The morning docket in the 187th Judicial District produced a series of resolved matters ranging from plea agreements to contested probation hearings.
Lorenza Rodriguez — plea and sentence: The court accepted a negotiated plea and adjudicated defendant Lorenza Rodriguez guilty on a criminal‑mischief charge. The court followed the plea agreement, assessing an 85‑day custodial sanction (credit for time served), an $800 fine and restitution of $2,817.58 payable to the City of San Antonio.
Christopher Mendez — plea and sentencing: Christopher Mendez waived indictment reading and pled pursuant to an agreed disposition. The court accepted stipulated exhibits and sentenced Mendez to five years in the Texas Department of Criminal Justice with a $2,000 fine; the sentence will run concurrent with related cases and credit was given for time served.

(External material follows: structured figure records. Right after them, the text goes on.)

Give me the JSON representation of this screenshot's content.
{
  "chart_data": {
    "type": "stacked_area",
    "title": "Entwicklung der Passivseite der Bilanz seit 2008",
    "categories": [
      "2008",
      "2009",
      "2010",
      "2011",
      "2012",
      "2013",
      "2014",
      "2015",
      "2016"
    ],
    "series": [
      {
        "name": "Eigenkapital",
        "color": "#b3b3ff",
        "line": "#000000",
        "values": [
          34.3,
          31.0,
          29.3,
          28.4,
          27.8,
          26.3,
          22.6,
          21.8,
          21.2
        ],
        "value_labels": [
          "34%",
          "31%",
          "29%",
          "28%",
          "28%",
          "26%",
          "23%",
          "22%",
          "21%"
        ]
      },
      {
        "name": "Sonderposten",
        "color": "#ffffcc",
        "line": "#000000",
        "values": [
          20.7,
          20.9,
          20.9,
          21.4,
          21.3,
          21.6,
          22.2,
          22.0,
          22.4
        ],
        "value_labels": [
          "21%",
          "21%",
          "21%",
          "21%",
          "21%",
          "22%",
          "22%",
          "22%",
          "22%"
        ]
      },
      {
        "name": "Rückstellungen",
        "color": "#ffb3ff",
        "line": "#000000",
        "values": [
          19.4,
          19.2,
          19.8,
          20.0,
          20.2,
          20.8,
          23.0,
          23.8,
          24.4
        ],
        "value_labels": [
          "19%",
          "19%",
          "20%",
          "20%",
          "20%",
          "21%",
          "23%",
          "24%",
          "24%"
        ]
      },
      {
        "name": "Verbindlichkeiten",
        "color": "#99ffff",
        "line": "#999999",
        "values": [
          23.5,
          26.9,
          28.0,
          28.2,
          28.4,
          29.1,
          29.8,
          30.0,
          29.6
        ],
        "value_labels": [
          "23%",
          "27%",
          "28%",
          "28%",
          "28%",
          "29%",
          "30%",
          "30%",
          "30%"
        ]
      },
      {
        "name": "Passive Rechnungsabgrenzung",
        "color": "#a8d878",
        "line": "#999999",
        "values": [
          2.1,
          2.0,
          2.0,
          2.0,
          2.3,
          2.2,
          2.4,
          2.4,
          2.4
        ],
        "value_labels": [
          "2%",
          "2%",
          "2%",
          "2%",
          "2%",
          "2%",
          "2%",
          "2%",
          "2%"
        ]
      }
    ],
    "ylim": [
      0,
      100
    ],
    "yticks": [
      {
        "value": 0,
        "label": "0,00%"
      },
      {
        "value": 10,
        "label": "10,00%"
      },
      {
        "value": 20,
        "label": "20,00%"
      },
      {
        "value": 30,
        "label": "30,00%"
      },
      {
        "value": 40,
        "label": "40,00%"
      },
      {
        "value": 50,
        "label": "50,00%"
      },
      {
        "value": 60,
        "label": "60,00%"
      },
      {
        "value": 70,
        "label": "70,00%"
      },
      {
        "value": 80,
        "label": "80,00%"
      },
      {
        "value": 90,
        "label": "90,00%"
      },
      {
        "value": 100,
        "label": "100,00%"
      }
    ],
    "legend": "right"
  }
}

Bond and monitoring orders: In a bond‑setting hearing defense testimony persuaded the court to set bond for John Vargas at $10,000 with conditions including no contact with the complainant, random urine analyses and partial GPS for employment; fees were waived. The court scheduled a contested hearing where necessary and reminded counsel that partial GPS terms should be explained to pretrial services.
Eric Cantu — probation and motion to revoke: The court resolved a long‑standing motion to revoke concerning Eric Cantu. After receiving argument from the state, defense and probation, the court found violations proven but — citing the probation office's favorable report and the delay in filing certain misdemeanor allegations — elected not to order immediate incarceration. Instead the court found cause, adjudicated guilt on the motion, suspended a 10‑year sentence and placed Cantu on an 8‑year probated term with continued GPS (partial for employment) and set a restitution hearing for December 15 to determine restitution amounts. The court emphasized that violations could expose Cantu to the suspended prison term.
Other docket business: The court processed deferred‑adjudication applications (Joe Anthony Garcia), accepted plea bargains, handled competency scheduling and reset multiple trial and plea deadlines for December and January dates. Multiple matters were continued for discovery, competency reports, or scheduling concerns related to video exhibits and Odyssey system delays.
Why it matters: The docket shows active management of pretrial monitoring conditions (GPS and curfew), continued use of probation as an alternative to incarceration in cases with delayed filings or significant probation performance, and multiple negotiated resolutions that include fines and restitution.